Spine damage in axial psoriatic arthritis may look remarkably like spondyloarthritis on radiographs. But measuring progression in the former is crucial to clinical trials. What's the best way to interpret the films? A new study offers an answer.
Biagioni BJ, Gladman DD, Cook RJ, et al., Reliability of radiographic scoring methods in axial psoriatic arthritis. Arthritis Care Res (2014) Feb 10. doi: 10.1002/acr.22308. [Epub ahead of print]
A small study from Canada has determined the most reliable method for assessing structural damage in axial psoriatic arthritis (AxPsA), which is crucial to address the unmet need for clinical trials of this condition.
There have been few studies on progression of AxPsA, and scoring structural changes in the axial skeleton is regarded as the gold standard for calculating severity. But it can be easy to mistake radiographic features of new bone formation in AxPsA for ankylosing spondylitis (AS).
More scoring systems have been validated for AS; is any of them also useful in AxPsA? Perhaps not surprisingly, the Psoriatic Arthritis Spondylitis Radiology Index (PASRI) developed specifically for psoriatic arthritis seems to be the best method, this study finds.

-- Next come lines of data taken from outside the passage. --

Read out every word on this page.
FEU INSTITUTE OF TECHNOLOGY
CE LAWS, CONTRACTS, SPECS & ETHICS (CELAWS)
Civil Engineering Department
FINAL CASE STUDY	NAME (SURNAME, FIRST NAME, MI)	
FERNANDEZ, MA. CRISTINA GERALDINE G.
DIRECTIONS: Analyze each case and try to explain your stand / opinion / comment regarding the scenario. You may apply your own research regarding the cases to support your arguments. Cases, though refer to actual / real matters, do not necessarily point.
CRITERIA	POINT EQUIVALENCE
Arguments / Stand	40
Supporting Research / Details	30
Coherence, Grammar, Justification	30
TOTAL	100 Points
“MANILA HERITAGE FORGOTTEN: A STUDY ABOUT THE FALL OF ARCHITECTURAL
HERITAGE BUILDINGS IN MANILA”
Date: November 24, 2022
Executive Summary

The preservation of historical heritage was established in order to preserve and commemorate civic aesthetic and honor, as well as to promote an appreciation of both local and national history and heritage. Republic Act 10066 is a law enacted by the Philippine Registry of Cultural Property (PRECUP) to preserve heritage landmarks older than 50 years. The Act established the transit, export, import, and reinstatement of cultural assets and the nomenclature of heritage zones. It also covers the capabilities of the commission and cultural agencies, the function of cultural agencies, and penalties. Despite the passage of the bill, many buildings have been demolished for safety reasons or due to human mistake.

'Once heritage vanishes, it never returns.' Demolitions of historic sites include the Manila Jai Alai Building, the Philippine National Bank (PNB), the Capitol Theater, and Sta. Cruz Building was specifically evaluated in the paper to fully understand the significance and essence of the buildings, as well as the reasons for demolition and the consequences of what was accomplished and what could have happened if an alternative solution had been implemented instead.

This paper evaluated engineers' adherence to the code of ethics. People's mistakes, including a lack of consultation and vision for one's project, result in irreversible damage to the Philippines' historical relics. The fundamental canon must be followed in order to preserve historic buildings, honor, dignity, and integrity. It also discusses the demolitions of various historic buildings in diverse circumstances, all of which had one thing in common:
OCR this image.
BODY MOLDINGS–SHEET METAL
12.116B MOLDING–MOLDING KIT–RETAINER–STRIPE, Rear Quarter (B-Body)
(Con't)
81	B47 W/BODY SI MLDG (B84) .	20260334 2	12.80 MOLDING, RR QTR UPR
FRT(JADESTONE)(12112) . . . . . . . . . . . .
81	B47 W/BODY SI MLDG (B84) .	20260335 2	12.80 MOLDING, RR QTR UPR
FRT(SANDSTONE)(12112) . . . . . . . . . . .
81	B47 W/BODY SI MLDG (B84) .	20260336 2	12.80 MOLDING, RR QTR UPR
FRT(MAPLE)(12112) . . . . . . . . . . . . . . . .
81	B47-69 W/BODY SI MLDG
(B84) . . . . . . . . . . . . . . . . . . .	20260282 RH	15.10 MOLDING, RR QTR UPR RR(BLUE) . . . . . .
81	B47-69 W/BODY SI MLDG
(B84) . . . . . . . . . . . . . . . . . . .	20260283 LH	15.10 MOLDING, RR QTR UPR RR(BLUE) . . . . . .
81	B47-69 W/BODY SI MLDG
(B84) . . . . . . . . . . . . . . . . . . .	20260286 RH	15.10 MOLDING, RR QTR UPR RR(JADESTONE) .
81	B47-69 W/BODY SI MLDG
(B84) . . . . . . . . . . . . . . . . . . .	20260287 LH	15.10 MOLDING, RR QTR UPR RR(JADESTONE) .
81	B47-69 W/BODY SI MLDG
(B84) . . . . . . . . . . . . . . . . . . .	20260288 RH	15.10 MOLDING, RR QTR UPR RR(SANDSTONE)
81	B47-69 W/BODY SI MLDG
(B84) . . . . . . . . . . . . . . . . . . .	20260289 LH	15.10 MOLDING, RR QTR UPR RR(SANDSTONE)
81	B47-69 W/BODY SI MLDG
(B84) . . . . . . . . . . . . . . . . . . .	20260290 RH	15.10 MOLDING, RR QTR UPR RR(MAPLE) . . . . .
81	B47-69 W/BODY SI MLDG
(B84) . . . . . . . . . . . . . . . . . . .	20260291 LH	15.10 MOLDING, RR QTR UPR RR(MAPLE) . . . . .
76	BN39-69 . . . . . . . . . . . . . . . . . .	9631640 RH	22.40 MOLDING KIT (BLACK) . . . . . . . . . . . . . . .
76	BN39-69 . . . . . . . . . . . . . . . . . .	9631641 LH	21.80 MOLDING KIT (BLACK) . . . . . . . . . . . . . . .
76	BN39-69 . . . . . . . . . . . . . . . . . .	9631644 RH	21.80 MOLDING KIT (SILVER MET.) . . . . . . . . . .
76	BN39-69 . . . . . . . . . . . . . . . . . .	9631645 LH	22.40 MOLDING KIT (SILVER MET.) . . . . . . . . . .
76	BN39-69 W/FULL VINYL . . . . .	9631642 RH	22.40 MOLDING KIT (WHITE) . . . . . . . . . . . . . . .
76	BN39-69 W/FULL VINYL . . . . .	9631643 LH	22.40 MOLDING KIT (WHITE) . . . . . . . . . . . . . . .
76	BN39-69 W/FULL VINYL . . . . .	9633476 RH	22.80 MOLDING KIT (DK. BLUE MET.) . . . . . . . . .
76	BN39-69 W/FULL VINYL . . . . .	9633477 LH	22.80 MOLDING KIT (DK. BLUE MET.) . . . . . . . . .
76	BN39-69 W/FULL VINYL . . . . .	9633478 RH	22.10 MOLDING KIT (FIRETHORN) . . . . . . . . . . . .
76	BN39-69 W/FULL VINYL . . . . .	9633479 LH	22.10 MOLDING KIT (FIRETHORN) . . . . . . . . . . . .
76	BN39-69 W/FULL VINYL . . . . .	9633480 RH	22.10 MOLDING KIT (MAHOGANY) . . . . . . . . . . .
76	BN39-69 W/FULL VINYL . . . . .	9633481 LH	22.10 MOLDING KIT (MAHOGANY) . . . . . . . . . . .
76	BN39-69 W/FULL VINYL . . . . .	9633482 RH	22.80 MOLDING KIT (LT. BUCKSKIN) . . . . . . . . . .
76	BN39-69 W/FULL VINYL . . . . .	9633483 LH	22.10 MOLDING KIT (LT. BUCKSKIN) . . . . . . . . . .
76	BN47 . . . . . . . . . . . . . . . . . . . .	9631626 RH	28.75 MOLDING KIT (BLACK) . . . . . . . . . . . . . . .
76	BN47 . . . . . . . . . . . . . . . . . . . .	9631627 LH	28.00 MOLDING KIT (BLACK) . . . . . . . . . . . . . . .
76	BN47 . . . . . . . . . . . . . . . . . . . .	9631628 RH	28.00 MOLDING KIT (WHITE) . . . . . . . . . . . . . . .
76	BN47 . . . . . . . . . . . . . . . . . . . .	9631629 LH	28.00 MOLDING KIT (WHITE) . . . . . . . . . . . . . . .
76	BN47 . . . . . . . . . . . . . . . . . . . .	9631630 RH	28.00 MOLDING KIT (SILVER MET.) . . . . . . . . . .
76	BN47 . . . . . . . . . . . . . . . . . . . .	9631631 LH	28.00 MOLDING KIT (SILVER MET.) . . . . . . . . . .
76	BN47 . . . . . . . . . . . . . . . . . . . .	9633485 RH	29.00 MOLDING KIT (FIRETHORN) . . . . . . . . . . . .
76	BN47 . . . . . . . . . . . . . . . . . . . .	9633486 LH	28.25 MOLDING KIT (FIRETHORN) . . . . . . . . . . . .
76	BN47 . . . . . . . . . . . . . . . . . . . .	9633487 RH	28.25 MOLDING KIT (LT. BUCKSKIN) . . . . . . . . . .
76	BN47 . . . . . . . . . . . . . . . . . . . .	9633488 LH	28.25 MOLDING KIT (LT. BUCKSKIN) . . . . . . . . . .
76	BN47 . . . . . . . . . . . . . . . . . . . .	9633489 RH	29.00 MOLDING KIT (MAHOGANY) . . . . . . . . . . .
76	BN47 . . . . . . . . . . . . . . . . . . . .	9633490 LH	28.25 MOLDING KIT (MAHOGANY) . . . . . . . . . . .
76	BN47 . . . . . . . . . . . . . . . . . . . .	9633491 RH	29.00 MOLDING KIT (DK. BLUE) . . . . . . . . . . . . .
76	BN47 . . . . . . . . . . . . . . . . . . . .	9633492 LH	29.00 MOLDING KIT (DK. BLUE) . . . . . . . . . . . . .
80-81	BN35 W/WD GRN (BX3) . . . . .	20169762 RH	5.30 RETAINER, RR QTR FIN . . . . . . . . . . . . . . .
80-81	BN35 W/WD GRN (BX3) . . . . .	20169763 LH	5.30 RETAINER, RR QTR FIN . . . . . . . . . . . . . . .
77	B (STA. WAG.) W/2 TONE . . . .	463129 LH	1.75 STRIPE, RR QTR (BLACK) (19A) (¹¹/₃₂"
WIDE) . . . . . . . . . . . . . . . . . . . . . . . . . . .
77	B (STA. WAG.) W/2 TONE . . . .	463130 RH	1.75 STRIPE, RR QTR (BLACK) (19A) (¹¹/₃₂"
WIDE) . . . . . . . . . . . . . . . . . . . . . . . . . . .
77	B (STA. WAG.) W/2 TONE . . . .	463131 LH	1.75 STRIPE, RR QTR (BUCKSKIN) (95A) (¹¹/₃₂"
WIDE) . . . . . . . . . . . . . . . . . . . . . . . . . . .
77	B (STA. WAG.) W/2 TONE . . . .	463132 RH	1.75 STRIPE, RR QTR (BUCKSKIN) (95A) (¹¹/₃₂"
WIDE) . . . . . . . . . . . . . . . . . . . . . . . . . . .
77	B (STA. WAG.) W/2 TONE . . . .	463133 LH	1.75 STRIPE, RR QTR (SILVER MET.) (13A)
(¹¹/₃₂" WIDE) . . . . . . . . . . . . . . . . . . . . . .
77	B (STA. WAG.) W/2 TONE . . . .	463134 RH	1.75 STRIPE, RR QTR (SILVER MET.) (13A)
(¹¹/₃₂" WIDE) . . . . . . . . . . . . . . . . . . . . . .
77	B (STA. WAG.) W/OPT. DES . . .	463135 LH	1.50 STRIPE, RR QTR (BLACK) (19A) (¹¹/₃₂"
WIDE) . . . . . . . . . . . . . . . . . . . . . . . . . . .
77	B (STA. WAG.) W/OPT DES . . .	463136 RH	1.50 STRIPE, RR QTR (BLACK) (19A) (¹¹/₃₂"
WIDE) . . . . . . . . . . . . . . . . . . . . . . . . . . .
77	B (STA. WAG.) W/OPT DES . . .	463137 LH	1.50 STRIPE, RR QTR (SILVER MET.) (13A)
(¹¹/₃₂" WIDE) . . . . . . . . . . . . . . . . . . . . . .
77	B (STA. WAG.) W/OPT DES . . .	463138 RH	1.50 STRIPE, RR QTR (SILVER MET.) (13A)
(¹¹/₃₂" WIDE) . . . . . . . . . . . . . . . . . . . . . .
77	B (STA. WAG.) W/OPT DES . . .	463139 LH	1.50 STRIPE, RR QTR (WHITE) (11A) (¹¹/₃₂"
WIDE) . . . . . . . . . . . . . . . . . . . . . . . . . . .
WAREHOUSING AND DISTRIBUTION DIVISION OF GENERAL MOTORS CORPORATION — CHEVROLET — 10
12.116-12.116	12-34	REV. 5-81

To assess the validity of scoring systems for AxPsA, researchers collected readings from four rheumatologists for digital spine radiographs for 40 AxPsA patients and plain spinal X-rays from 18 patients with AS. They then ran the results through a custom computer application that allowed them to compare reliability of the four different scoring systems: the AxPsA-specific PASRI to those done with the Bath AS Radiology Index (BASRI), the modified Stokes AS Spinal Score (mSASSS), and the Radiographic AS Spinal Score (RASSS).
Neither the BASRI, the mSASSS, nor the RASSS has been validated for use in AxPsA, nor has the PASRI been validated for use in AS patients. The four scoring systems performed equally well in AS in this study, but the results for AxSpA were less spectacular: The scoring systems had only moderate intra- and inter-rater reliability in assessing spinal damage and sacroiliitis in AxPsA.
It appears that the PASRI developed specifically for PsA is most useful because it scores the posterior elements of the cervical spine as well as the sacroiliac joints.
Sacroiliitis can be difficult to discern on X-rays in AxSpA, because it may be milder than in AS. Also, psoriatic arthritis patients tend to be older with more osteoarthritic changes in that joint, and new bone formation may mimic the syndesmophytes seen in AS. For all these reasons, say the authors, defining AxSpA solely by radiographic evidence of sacroiliitis is not reliable.
Establishing the sensitivity of tools for measuring change in AsPsA is crucial for future clinical trials of this condition.
The authors say that studies of interest would evaluate whether new bone formation in axial joints parallels that in peripheral joints in PsA, as well as testing the effects of NSAIDs and tumor necrosis factor inhibitors (TNFis) on progression.